In fact, Walzer's logic is explicitly repudiated by human rights groups. They weren't persuaded by this argument in 1996; in its damning report on the first Qana attack, Human Rights Watch concluded that the use in Qana of "deadly anti-personnel shells designed to maximize injuries on the ground — and the sustained firing of such shells, without warning, in close proximity to a large concentration of civilians — violated a key principle of international humanitarian law." And Kenneth Roth, executive director of Human Rights Watch, has rejected it again this time: The most recent strike on Qana "suggests that the Israeli military is treating southern Lebanon as a free-fire zone."
This last point of Shatz's make his true argument clear: war of all kinds is bad. Shatz, along with Kenneth Roth, are opposed to the use of force for any reason. However, using just war theory to claim that this or that use of force is immoral is a much better strategy for Shatz than admitting his outright opposition to war. As Walzer notes in the article Shatz refers to above, "It is an important principle of just war theory that justice, though it rules out many ways of fighting, cannot rule out fighting itself -- since fighting is sometimes morally and politically necessary." Shatz's argument attempts to do just what Walzer says can't be done: rule out fighting itself. If states cannot plan military operations in advance, if they cannot hold other governments responsible , if they cannot kill more people than the losses they have themselves suffered, then states cannot go to war. As Walzer correctly argues:

...since Hamas and Hezbollah describes the captures [of the Israeli soldiers] as legitimate militart operations -- acts of war [and, as Walzer does not mention, are both party to their respective governments] -- they can hardly claim that further acts of war, in response, are illegitimate. The further acts have to be proportional, but Israel's goal is to prevent future raids, as well as to rescue the soldiers, so proportionality must be measured not only against what Hamas and Hezbollah have already done, but also against what they are (and what they say they are) trying to do.
Walzer goes on:
When Palestinian militants launch rocket attacks from civilian areas, they are themselves responsible--and no one else is--for the civilian deaths caused by Israeli counterfire. But (the dialectical argument continues) Israeli soldiers are required to aim as precisely as they can at the militants, to take risks in order to do that, and to call off counterattacks that would kill large numbers of civilians. That last requirement means that, sometimes, the Palestinian use of civilian shields, though it is a cruel and immoral way of fighting, is also an effective way of fighting.
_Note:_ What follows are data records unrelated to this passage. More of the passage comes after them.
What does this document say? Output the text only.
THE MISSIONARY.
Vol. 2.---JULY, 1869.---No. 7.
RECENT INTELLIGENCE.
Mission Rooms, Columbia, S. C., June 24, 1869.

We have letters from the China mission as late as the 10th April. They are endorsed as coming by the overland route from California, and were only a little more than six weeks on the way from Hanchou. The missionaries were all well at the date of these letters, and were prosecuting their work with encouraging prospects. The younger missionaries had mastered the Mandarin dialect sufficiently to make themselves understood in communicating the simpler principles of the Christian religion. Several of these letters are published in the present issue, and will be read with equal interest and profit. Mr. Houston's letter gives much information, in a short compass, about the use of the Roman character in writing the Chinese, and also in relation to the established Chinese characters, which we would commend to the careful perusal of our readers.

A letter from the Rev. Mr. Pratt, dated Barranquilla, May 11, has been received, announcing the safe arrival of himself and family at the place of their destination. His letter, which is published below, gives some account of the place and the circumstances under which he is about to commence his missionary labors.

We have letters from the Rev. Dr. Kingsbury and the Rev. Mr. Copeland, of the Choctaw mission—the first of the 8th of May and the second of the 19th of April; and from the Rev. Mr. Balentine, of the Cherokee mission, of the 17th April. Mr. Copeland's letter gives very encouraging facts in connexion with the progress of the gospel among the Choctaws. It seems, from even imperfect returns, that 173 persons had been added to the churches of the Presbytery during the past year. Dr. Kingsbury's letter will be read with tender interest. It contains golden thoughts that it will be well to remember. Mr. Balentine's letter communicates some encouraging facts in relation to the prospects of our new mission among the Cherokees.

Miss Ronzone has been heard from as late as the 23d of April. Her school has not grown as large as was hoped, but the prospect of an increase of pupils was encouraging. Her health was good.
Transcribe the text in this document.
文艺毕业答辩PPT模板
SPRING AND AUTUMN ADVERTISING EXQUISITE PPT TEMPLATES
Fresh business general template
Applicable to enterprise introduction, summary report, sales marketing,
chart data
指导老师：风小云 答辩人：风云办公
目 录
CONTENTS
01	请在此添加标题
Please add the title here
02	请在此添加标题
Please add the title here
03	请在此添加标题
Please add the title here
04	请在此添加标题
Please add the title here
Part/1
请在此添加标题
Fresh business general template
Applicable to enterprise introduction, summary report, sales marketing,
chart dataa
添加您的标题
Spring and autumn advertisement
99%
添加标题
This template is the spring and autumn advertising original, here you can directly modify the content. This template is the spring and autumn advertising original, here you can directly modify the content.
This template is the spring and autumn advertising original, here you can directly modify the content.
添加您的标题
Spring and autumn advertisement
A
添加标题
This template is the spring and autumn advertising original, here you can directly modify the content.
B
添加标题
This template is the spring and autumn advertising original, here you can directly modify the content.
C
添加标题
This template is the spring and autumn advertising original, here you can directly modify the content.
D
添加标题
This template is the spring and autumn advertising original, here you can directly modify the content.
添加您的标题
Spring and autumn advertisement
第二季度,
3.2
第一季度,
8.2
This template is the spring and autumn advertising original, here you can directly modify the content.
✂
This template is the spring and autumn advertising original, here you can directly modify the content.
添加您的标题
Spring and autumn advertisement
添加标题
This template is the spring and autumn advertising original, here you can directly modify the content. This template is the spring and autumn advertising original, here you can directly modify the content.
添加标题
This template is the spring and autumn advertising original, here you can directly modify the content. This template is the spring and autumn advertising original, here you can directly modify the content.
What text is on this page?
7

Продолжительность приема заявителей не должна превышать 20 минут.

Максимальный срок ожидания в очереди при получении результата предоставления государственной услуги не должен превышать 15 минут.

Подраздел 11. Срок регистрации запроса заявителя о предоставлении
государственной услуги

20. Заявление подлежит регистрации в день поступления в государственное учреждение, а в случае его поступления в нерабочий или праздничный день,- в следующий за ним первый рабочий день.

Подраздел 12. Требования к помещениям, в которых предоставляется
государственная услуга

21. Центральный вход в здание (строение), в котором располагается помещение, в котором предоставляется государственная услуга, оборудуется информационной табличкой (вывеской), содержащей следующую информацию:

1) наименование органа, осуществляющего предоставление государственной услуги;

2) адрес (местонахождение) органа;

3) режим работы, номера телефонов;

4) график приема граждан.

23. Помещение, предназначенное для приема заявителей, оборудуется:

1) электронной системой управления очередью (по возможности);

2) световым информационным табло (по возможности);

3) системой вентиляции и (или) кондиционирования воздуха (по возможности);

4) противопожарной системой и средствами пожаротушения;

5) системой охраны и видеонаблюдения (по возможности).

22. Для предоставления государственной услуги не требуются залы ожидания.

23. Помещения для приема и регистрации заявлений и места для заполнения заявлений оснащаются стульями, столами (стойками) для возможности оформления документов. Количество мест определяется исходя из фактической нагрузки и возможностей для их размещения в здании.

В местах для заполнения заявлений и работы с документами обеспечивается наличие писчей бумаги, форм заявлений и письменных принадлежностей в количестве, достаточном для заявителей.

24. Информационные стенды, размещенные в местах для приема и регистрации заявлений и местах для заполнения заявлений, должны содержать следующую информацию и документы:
It works, because it is both morally right and politically intelligent for the Israelis to minimize--and to be seen trying to minimize--civilian casualties. Still, minimizing does not mean avoiding entirely: Civilians will suffer so long as no one on the Palestinian side (or the Lebanese side) takes action to stop rocket attacks. From that side, though not from the Israeli side, what needs to be done could probably be done without harm to civilians.
So, perhaps the attack on Qana was immoral. But one action does not, as Shatz would do, discredit the entire military operation or the very nature of fighting itself. States must be able to defend themselves; note the absence of serious protest against Israel, even from the Europeans, the Russians, and other Arab states. One can quibble about whether Israel should have dropped this bomb, or launched that missile. And of course one can grieve for the innocent lives lost. But using just war theory to claim that Israel's operation is immoral or illegal is disingenous at best. The blame for the deaths of Lebanese civilians lies firstly with Hezbollah, which started this war and secondly with the Lebanese government, which has allowed Hezbollah to operate with impunity. Israel may not be blameless, but Israel neither wanted nor started this war. War is a nasty, hideous, death-filled business. But it is, unfortunately, sometimes necessary. Shatz's attempt to moralize it away, along with much of the discussion of "proportionality" that has surrounded the current violence in Lebanon, is little more than a pipe dream to do away with all war.